Comme l'ont souligné MM. les rapporteurs, la loi organique relative aux lois de finances clarifiera le champ de compétence de mon ministère, puisque, parmi les quatre programmes budgétaires qui regrouperont l'activité de l'ensemble du ministère, deux concerneront plus spécifiquement l'action de coopération : ils seront intitulés « Solidarité à l'égard des pays en développement » et « Rayonnement culturel et scientifique ».

Il faut bien reconnaître que la séparation entre ces deux programmes peut paraître artificielle, puisqu'elle est uniquement géographique. Cependant, je souligne que l'aide publique au développement a un double objet : d'une part, faire en sorte que les pays se développent, d'autre part, accroître l'influence française auprès des pays comme auprès des organisations multilatérales.

S'agissant de l'influence française, je dirai juste un mot, afin de faire écho aux remarques de MM. Fournier et Assouline, sur l'accueil des étudiants étrangers. Leur nombre est en forte augmentation, ce qui montre que la France est capable de coordonner ses différents services pour les visas, pour les bourses, pour la gestion des universités en faveur d'un objectif louable.

C'est, depuis quelques années, l'un des segments en plus forte croissance au sein de notre aide au développement ; c'est aussi l'un des vecteurs importants de notre influence. C'est pourquoi j'approuve tout à fait les propos qu'a tenus tout à l'heure M. Gouteyron, en tant que rapporteur spécial : il faut rester très vigilant sur la qualité des étudiants qui viennent en France. Je suis également ouvert à la proposition de M. de Montesquiou d'accueillir plus d'étudiants issus des pays en forte croissance, notamment asiatiques.
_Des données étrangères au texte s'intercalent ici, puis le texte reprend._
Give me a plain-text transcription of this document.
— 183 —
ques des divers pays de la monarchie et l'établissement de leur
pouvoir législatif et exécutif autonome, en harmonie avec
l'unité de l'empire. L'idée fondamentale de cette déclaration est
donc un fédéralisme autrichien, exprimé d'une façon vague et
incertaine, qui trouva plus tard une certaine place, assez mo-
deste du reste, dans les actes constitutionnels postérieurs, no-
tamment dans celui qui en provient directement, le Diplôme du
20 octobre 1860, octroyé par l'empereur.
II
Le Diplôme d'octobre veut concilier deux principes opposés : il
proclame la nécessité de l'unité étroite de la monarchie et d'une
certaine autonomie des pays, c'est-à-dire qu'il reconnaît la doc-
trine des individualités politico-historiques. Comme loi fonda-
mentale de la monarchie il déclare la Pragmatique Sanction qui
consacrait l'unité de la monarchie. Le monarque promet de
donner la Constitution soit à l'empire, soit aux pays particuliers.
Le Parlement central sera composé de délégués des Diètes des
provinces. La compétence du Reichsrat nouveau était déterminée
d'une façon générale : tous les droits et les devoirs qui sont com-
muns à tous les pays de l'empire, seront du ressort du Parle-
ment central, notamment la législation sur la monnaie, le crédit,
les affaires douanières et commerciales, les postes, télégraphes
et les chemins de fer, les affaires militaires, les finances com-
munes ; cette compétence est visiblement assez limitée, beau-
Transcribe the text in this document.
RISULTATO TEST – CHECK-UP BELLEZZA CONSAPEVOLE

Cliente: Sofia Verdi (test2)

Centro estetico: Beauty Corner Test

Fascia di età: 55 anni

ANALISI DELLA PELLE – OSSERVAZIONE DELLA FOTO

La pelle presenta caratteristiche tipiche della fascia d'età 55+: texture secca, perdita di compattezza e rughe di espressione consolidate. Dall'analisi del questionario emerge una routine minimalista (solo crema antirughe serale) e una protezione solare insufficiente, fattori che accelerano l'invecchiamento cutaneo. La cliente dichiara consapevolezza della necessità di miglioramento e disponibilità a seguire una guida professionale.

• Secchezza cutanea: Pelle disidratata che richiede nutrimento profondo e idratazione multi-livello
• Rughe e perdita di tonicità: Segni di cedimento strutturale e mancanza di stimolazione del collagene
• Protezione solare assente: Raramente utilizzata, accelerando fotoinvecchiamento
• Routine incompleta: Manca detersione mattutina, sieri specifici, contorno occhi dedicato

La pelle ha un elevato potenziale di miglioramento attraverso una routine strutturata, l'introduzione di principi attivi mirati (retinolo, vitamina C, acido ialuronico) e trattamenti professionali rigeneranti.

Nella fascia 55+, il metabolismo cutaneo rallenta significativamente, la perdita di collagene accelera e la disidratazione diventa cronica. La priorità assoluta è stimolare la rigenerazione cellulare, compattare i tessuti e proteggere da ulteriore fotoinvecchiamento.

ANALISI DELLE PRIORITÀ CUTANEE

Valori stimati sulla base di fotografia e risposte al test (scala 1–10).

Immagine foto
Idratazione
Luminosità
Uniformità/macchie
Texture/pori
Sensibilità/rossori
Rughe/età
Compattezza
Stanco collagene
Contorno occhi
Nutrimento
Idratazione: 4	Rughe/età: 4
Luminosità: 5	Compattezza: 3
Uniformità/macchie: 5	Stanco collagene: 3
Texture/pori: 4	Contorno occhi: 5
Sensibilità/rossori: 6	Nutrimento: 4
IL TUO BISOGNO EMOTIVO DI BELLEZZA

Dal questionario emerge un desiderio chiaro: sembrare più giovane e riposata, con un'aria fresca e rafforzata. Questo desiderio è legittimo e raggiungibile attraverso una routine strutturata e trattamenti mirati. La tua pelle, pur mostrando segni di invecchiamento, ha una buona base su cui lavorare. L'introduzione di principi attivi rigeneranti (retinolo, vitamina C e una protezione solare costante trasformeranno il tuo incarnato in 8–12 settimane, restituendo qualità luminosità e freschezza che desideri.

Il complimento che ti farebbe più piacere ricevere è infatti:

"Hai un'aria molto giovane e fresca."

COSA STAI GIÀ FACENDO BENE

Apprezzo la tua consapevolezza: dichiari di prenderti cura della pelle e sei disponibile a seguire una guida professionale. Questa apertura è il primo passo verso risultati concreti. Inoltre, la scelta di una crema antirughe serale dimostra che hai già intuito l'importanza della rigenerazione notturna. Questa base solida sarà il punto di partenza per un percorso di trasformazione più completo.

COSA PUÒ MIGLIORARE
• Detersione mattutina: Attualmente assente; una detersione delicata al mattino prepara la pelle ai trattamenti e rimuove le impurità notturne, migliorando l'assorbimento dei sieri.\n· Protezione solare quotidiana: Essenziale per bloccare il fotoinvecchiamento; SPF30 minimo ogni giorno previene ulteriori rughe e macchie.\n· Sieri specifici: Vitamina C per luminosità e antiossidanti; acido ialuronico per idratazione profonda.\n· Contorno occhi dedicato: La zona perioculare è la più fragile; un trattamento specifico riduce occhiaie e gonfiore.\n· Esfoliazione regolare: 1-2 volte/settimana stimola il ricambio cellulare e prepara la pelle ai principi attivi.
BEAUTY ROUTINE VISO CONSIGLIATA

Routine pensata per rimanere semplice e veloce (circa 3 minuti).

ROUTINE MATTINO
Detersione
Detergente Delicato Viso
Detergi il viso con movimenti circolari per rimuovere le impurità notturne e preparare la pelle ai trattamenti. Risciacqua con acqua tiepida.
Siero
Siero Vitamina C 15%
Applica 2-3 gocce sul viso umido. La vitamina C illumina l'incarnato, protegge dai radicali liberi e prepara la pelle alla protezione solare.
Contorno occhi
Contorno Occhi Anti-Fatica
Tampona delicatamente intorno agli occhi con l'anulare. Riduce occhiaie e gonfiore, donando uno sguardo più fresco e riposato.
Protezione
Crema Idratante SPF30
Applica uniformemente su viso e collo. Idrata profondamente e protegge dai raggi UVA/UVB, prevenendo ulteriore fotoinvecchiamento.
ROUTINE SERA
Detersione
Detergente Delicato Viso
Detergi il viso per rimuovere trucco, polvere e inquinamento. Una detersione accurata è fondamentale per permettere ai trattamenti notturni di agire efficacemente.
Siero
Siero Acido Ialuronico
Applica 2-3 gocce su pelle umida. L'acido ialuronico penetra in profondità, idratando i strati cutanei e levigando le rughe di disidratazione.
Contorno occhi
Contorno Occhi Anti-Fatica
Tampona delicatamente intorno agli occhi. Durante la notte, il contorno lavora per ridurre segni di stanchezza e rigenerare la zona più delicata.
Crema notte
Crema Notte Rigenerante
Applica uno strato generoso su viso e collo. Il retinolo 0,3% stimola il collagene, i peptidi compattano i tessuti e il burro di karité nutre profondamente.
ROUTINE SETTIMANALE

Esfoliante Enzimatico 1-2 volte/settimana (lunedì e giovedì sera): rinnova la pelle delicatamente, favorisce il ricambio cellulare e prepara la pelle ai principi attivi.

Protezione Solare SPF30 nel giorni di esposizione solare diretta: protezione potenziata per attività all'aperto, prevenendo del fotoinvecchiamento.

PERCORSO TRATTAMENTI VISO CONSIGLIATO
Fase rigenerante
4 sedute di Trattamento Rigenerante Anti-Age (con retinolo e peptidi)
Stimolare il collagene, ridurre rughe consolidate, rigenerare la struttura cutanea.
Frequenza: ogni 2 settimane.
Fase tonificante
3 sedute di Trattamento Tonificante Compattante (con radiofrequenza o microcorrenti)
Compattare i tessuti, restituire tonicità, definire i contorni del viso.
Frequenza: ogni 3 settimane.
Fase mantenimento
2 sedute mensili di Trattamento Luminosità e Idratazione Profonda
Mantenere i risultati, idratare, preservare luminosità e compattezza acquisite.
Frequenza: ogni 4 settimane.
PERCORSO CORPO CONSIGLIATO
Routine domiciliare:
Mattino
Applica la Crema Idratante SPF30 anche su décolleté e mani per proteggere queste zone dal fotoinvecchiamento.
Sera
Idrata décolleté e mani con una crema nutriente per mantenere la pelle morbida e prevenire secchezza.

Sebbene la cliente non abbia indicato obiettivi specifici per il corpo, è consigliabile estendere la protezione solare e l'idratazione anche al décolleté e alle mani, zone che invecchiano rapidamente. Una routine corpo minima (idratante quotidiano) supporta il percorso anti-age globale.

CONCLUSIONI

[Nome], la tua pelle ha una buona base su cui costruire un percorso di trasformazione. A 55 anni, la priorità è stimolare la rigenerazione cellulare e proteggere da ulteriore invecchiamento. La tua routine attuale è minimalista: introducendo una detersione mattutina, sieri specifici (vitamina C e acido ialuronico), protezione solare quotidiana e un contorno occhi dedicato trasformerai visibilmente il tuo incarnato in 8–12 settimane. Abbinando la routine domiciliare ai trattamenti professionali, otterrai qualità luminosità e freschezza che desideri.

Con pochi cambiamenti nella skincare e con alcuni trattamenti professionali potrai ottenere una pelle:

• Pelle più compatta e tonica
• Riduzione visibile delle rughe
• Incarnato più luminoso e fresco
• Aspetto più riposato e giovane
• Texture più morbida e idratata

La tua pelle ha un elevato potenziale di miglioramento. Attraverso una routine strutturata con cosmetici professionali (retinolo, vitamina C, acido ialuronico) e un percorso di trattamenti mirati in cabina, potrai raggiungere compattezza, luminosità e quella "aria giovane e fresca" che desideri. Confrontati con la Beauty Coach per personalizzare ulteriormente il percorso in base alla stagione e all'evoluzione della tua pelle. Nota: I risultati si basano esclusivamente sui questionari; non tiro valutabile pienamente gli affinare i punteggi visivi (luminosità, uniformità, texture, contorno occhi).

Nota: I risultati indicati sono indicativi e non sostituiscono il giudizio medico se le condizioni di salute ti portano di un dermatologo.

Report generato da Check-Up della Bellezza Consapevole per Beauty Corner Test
Pour autant, au-delà des deux programmes de la LOLF que je viens d'évoquer, le ministre de la coopération est concerné par bien d'autres programmes du ministère des affaires étrangères, par exemple par les dotations à l'Agence pour l'enseignement du français à l'étranger.
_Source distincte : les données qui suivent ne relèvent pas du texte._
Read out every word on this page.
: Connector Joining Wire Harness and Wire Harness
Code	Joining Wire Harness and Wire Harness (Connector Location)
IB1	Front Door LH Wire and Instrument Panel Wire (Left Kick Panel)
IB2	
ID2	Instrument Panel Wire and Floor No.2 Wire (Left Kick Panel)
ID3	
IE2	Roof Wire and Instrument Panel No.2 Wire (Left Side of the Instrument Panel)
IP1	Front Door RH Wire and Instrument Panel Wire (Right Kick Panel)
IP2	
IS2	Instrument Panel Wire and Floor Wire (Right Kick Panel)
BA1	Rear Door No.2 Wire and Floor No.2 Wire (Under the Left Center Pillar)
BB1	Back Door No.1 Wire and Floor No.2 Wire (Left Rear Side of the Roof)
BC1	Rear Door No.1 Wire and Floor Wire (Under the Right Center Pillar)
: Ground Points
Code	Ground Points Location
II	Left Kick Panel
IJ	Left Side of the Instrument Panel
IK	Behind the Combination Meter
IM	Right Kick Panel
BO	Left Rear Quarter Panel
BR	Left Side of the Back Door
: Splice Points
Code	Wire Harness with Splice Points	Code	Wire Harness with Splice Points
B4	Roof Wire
Monsieur Fournier, vous avez raison de souligner qu'il y a bien un effet d'optique dans la dotation allouée à l'AEFE : en fait, elle augmente de 3 millions d'euros si l'on prend en compte une mesure exceptionnelle qui a permis de financer la réforme des emplois.

Je tiens à vous rassurer : l'AEFE est bien dotée en euros. Certes, elle dépense l'essentiel de son budget en devises. Par conséquent, le Gouvernement a été attentif à protéger ses gains de change en 2002, en 2003 et en 2004, ce qui lui a permis d'augmenter considérablement son fonds de roulement en n'amputant pas pour autant son budget pour 2005.
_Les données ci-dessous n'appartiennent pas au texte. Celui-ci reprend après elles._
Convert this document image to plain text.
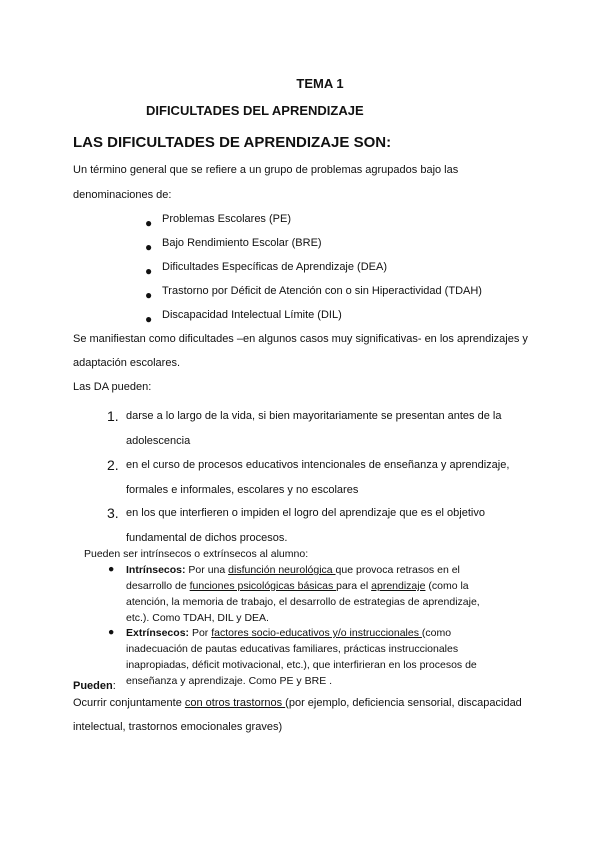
TEMA 1
DIFICULTADES DEL APRENDIZAJE
LAS DIFICULTADES DE APRENDIZAJE SON:
Un término general que se refiere a un grupo de problemas agrupados bajo las
denominaciones de:
● Problemas Escolares (PE)
● Bajo Rendimiento Escolar (BRE)
● Dificultades Específicas de Aprendizaje (DEA)
● Trastorno por Déficit de Atención con o sin Hiperactividad (TDAH)
● Discapacidad Intelectual Límite (DIL)
Se manifiestan como dificultades –en algunos casos muy significativas- en los aprendizajes y
adaptación escolares.
Las DA pueden:
1. darse a lo largo de la vida, si bien mayoritariamente se presentan antes de la adolescencia
2. en el curso de procesos educativos intencionales de enseñanza y aprendizaje, formales e informales, escolares y no escolares
3. en los que interfieren o impiden el logro del aprendizaje que es el objetivo fundamental de dichos procesos.
Pueden ser intrínsecos o extrínsecos al alumno:
● Intrínsecos: Por una disfunción neurológica que provoca retrasos en el
desarrollo de funciones psicológicas básicas para el aprendizaje (como la
atención, la memoria de trabajo, el desarrollo de estrategias de aprendizaje,
etc.). Como TDAH, DIL y DEA.
● Extrínsecos: Por factores socio-educativos y/o instruccionales (como
inadecuación de pautas educativas familiares, prácticas instruccionales
inapropiadas, déficit motivacional, etc.), que interfirieran en los procesos de
enseñanza y aprendizaje. Como PE y BRE .
Pueden:
Ocurrir conjuntamente con otros trastornos (por ejemplo, deficiencia sensorial, discapacidad
intelectual, trastornos emocionales graves)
Par ailleurs, je partage tout à fait la préoccupation de M. Guerry et de Mme Garriaud-Maylam de voir évoluer les modes d'intervention de l'AEFE. Bien entendu, ces évolutions doivent être progressives pour éviter de faire table rase du passé, qui a donné des résultats très satisfaisants et pour prendre en compte la situation très diversifiée de nos établissements. J'en veux pour preuve les fortes différences de coûts qui existent entre les lycées des différents pays du monde.

Comme l'a souligné M. Ferrand dans son rapport remis au Premier ministre, nous devons développer des sources de financements alternatives, en complément de ceux de l'Etat, par exemple grâce à un concours renforcé des entreprises.

Ainsi que je l'avais dit lors de ma communication en conseil des ministres sur ce sujet voilà un mois, l'enjeu immobilier est essentiel. L'AEFE devra également se doter de compétences domaniales, lorsqu'un décret en Conseil d'Etat l'aura permis.

Je remercie une nouvelle fois M. Ferrand des encouragements qu'il a adressés à Michel Barnier et à moi-même pour l'action déjà accomplie, et je l'assure de ma détermination à mobiliser également le ministère de l'éducation nationale, que je connais un peu.

M. Ferrand a posé plusieurs questions très précises. Compte tenu à la fois de leur caractère extrêmement sophistiqué et de l'heure avancée, je propose de lui répondre par écrit.

M. Plancade a évoqué le problème des mines antipersonnel. De fait, cette question concerne à la fois le ministre des affaires étrangères et le ministre délégué au développement.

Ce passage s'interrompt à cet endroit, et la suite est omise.